Notably, you can have more than one style and you can take your natural style and adapt it to be a more secure style by figuring out what your hang-ups are. You can learn a lot about how your natural attachment style helps you show up in different types of relationships, for example, at work or in love, and in our social networks.
For me, I felt really understood when I learned my attachment style. After a lot of work, I think I’ve become more of a secure—not naturally—but in how I choose to approach my closest relationships. I still will always be a person who doesn’t like to cry in front of other people, though, and who runs everything through a filter before sharing it with the world and, like, that’s OK!

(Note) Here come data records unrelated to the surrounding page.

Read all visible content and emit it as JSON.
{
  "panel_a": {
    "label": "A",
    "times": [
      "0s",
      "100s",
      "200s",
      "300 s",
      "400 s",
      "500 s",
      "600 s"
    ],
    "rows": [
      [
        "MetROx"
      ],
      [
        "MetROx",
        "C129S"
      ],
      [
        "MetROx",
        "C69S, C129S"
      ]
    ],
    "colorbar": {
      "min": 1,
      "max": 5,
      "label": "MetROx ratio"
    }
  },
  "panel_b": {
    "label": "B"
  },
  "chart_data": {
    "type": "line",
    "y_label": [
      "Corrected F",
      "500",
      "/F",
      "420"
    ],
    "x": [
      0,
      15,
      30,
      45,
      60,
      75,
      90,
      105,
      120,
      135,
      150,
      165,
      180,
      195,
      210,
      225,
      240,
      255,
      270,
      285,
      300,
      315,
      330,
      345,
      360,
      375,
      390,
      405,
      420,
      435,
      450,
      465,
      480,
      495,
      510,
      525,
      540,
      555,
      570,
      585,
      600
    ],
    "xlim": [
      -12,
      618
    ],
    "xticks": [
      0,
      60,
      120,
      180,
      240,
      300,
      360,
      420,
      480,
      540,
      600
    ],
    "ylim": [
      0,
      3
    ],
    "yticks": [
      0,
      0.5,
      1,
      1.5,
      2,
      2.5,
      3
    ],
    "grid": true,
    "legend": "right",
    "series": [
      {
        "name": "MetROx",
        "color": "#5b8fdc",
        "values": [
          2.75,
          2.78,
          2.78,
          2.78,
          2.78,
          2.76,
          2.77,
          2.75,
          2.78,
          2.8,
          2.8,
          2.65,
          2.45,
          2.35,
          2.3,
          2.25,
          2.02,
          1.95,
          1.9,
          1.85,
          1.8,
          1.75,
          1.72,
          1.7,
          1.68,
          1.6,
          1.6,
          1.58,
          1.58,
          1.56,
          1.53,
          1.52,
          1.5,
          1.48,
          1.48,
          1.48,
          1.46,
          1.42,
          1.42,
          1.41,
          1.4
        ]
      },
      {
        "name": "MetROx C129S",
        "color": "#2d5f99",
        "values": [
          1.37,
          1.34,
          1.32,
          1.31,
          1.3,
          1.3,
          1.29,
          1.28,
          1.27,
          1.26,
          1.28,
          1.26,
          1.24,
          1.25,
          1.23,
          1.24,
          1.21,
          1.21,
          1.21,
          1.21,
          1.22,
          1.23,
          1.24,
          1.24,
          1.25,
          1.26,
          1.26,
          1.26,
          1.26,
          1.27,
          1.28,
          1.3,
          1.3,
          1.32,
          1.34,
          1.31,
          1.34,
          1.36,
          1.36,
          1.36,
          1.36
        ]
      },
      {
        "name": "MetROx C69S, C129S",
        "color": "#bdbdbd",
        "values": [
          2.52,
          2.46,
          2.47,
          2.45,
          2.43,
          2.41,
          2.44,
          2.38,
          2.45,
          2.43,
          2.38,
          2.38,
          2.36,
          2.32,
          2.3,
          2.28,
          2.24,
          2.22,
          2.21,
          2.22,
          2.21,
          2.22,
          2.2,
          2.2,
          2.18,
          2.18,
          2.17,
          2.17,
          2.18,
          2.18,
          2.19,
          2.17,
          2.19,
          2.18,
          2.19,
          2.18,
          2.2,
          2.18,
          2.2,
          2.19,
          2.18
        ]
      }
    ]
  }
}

Want to know what your attachment style is? Well, I found a few quizzes, but I wasn’t happy with any of them. HAHA. However, you can take this one (which makes you pay for more info, BOO) or this one (which if totally free, but doesn’t match up with the four typical types exactly) or this one (which is pretty close, but also specifically tied to a book promo). Honestly, uh, I think you probably know who you are without a quiz. I see you. You see yourself.
So tell me, what is your attachment style? How has it manifested in your life and relationships? Or, if you’d rather not say, that’s cool, too! What else is good and interesting? Did you get enough sleep last night? Are you making plans for the weekend? What’s the weather like where you are? (We’ve still got snow where I am.) Give me your bits and pieces! I wanna hear from you! Even though I have an anxious-dismissive attachment style, the internet is enough of a buffer for me to get real deep with ya’ll!